Her accomplishments include the 1996 Guggenheim Fellowship, 2000 D.C. Mayor’s Art Award, 2001 Women of Vision award from D.C.’s Women in Film and Video Chapter and 2009 San Francisco Jewish Film Festival’s Freedom of Expression Award. Her “Yoo-Hoo, Mrs. Goldberg” and “Partisans of Vilna” won CINE Golden Eagles.
Kempner writes film criticism and articles for a variety of publications including the Boston Globe, Chicago Tribune, and The Washington Post.
Ellen Zisholtz, moderator for the discussion and co-president of the Center for Creative Partnerships, said it is her hope that communities can figure out ways to make a difference that would be better for everyone.
“The only way we’re going to make things better is if we all do it together,” Zisholtz said. “Don’t separate based on things that don’t matter like skin color, or religion, or anything like that.”
The Community Cinema project was started to provide social justice education through films.
The first film presented was “Zora Neale Hurston: Jump at the Sun” in February. The film’s director, Kristy Anderson, and Hurston’s great-niece, Lois Gaston, were on hand for an open discussion with the audience.

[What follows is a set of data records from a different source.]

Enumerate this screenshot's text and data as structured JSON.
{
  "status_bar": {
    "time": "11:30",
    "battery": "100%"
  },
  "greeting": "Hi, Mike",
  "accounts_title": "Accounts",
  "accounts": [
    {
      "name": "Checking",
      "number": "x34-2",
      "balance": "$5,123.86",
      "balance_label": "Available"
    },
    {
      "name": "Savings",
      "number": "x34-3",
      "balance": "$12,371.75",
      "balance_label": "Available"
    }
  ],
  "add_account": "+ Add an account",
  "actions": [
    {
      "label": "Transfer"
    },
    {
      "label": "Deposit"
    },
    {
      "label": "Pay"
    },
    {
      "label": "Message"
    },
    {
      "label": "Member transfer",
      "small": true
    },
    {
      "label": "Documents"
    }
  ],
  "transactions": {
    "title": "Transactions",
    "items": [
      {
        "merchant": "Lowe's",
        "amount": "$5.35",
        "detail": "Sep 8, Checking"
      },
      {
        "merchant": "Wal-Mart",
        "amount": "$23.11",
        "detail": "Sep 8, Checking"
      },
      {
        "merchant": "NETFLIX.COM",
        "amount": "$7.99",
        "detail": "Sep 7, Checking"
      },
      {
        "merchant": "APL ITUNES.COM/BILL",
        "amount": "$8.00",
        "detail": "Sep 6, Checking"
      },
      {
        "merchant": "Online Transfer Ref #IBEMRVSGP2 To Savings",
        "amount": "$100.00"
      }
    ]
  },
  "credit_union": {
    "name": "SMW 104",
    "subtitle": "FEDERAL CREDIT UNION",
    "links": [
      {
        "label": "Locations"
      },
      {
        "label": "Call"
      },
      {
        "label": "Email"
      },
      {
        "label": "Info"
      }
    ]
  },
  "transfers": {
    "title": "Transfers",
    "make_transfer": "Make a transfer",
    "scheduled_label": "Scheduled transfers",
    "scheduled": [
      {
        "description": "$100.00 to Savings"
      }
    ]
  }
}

The next film will be “The Ipson Saga” by Jay Ipson on Thursday, April 20. Ipson will be accompanied by Dr. Millicent Brown, a lifelong community advocate and spokesperson for economic, social and educational improvements in impoverished neighborhoods and communities of color throughout the South, the nation and the world.
The film series is funded in part by OCtech and South Carolina Humanities and sponsored by Cox Industries Inc.